Восточный художник мыслит иначе, чем западный. Поэтому восточное стихотворение легче экранизировать. Японскому поэту показалось бы бессмысленным обычное для его западных коллег описание чувств. Вместо неопределенных эпитетов, которые прилагаются к тому или иному эмоциональному состоянию, японец изобразит обстоятельства, которые эти чувства вызывают. Западный поэт описывает томление в груди, восточный – кадр, мизансцену, оправдывающую томление.
В этом вся суть кино. Ведь оно тоже не описывает чувства, а вызывает их. Каждый кадр – зашифрованная в образ инструкция к переживанию. Кино тоже “пишется” обстоятельствами места и времени, этакими эмоциональными натюрмортами, составленными из предметов, которые можно увидеть и услышать. Предметность кино возвращает искусству, отягощенному умозрительными символами, первоначальную предметность мира.
Об этом “Расёмон”. В нем Куросава показал обманчивость общих понятий и универсальных категорий: нет истины вообще, нет правды для всех. “Расёмон” утверждает, что каждый обречен жить в отдельном мире, который мы создаем по образу и подобию своему.
В “Расёмоне” зрителей поразила многофокусная композиция фильма. В нем представлено несколько версий преступления, ни одна из которых не является окончательной. Когда часы бьют тринадцать раз, то это еще не значит, что лишь последний раз был лишним. Жить не по лжи можно только тогда, когда твердо известно, где она. Дело не в том, что в “Расёмоне” много разных версий. Важно, что ни одна из них не дает исчерпывающе полную картину того, что было на самом деле, ибо никакого “на самом деле” не существует вовсе.

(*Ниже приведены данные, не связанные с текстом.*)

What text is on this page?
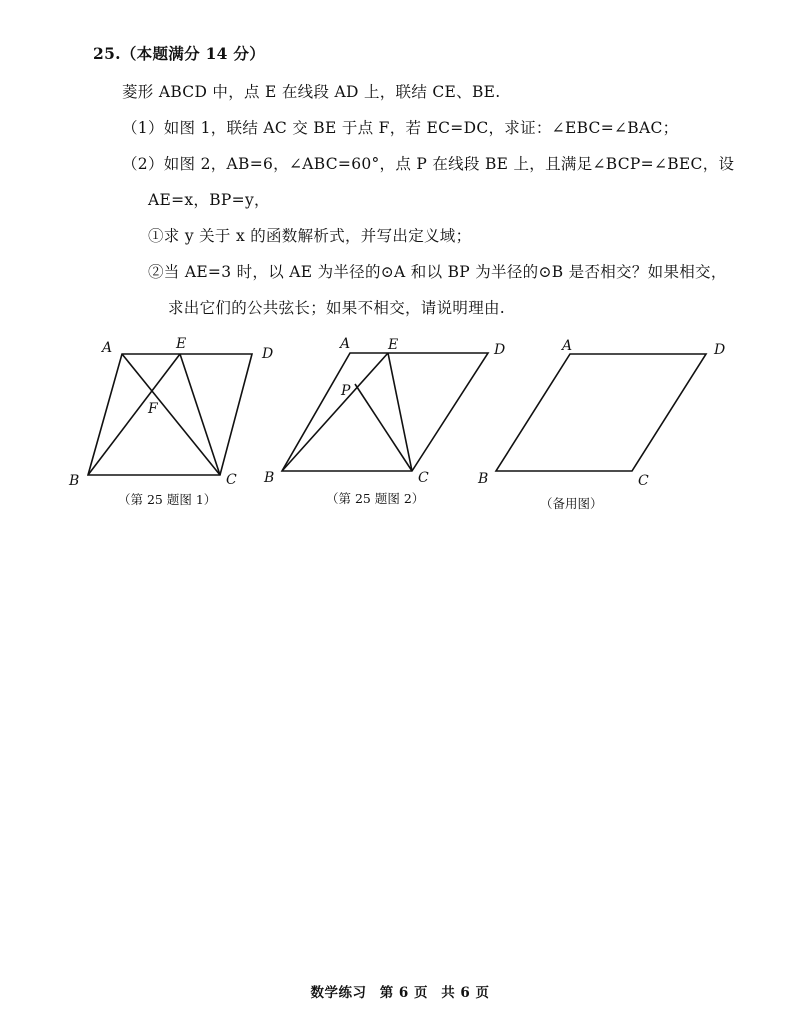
25.（本题满分 14 分）
菱形 ABCD 中，点 E 在线段 AD 上，联结 CE、BE.
（1）如图 1，联结 AC 交 BE 于点 F，若 EC=DC，求证：∠EBC=∠BAC；
（2）如图 2，AB=6，∠ABC=60°，点 P 在线段 BE 上，且满足∠BCP=∠BEC，设
AE=x，BP=y，
①求 y 关于 x 的函数解析式，并写出定义域；
②当 AE=3 时，以 AE 为半径的⊙A 和以 BP 为半径的⊙B 是否相交？如果相交，
求出它们的公共弦长；如果不相交，请说明理由.
A	E
D
F
B	C
（第 25 题图 1）
A	E	D
P
B	C
（第 25 题图 2）
A	D
B	C
（备用图）
数学练习 第 6 页 共 6 页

После “Расёмона” Куросава вместе с Феллини и Бергманом составили первый триумвират авторского кино, уверенно занявшего свое место в хороводе муз.
25 марта
Ко дню рождения Венеции
Мягкое время года венецианские старики пережидают в недоступных туристам щелях. Но холодными вечерами они выходят на волю, как привидения, в которых можно не верить, если не хочется. Живя в укрытии, венецианцы состарились, не заметив перемен, и носят пальто гарибальдиевского покроя. Полы его распускаются книзу широким пологом, прячущим шпагу, лучше – отравленный кинжал. Сшитый по романтической моде, этот наряд растворяется в сумерках без остатка. Чтобы этого не произошло, поверх воротника повязывается пестрый шарф. Нарушая конспирацию, он придает злоумышленникам антикварный, как всё здесь, характер. Поэтому каждому встречному приписываешь интеллигентную профессию: учитель пения, мастер скрипичных дел, реставратор географических карт.
Одну из них я как следует рассмотрел во Дворце дожей. К северу от моря, которое мы называем Каспийским, простиралась пустота, не населенная даже воображением. Карта ее называла “безжизненной Скифией”. На другом краю я нашел Калифорнию. Вокруг нее расстилалась “земля антропофагов”.
Венецианская география предложила взамен такую версию пространства, которая лишает его здравого смысла. Здесь все равно – идти вперед или назад. Куда бы ты ни шел, попадешь туда, куда собирался. Тут нельзя не заблудиться, но и заблудиться нельзя. Рано или поздно окажешься, где хотел, добравшись к цели неведомыми путями. Неизбежность успеха упраздняет целеустремленность усилий. Венеция навязывает правильный образ жизни, и ты, сдаваясь в плен, выбираешь первую попавшуюся улицу, ибо все они идут в нужном тебе направлении.
Отпустив вожжи, проще смотреть по сторонам, но ночью видно мало. Закупоренные ставнями дома безжизненны, как склады в воскресенье. Редкое жилье выдает желтый свет многоэтажных люстр из Мурано. Просачивающийся сквозь прозрачные стекла (в них здесь знают толк), он открывает взгляду заросшие книгами стены и низкий потолок, расчлененный балками, почерневшими за прошедшие века. Видно немного, но и этого хватает, чтобы отравить хозяина и занять его место. Но когда я поделился замыслом со слависткой-венецианкой, она мой план не одобрила.
– В наших руинах, – охладила она меня, – хорошо живется одним водопроводчикам: тут ведь всегда течет.
26 марта
Ко дню рождения Роберта Фроста
Больше всех в Вермонте меня интересовал один человек, но он, к сожалению, умер, и я отправился туда, где тот жил, точнее – гулял. “Тропа Фроста” – памятник поэту, который любил по ней прохаживаться, сочиняя стихи. В этом нас убеждают деревянные щиты с цитатами. Контекст предлагает природа. Познакомиться с ней помогают таблички с ботанической, но тоже поэтической номенклатурой, как то: “Прерванный папоротник”, “Папоротник, пахнущий сеном” (не врут), а также – “Береза желтая”, “Береза серая”, “Береза бумажная”.
Начавшись дорогой, вымощенной для инвалидных колясок, тропа вскоре сужается, петляет, прячется в высокой траве, ныряет в болото, смотрит на горы и замирает полянкой на холме, откуда видна ферма Фроста. До нее всего миля, но пустой и густой лес напоминает тот, с которым мы встречаемся в знаменитых стихах.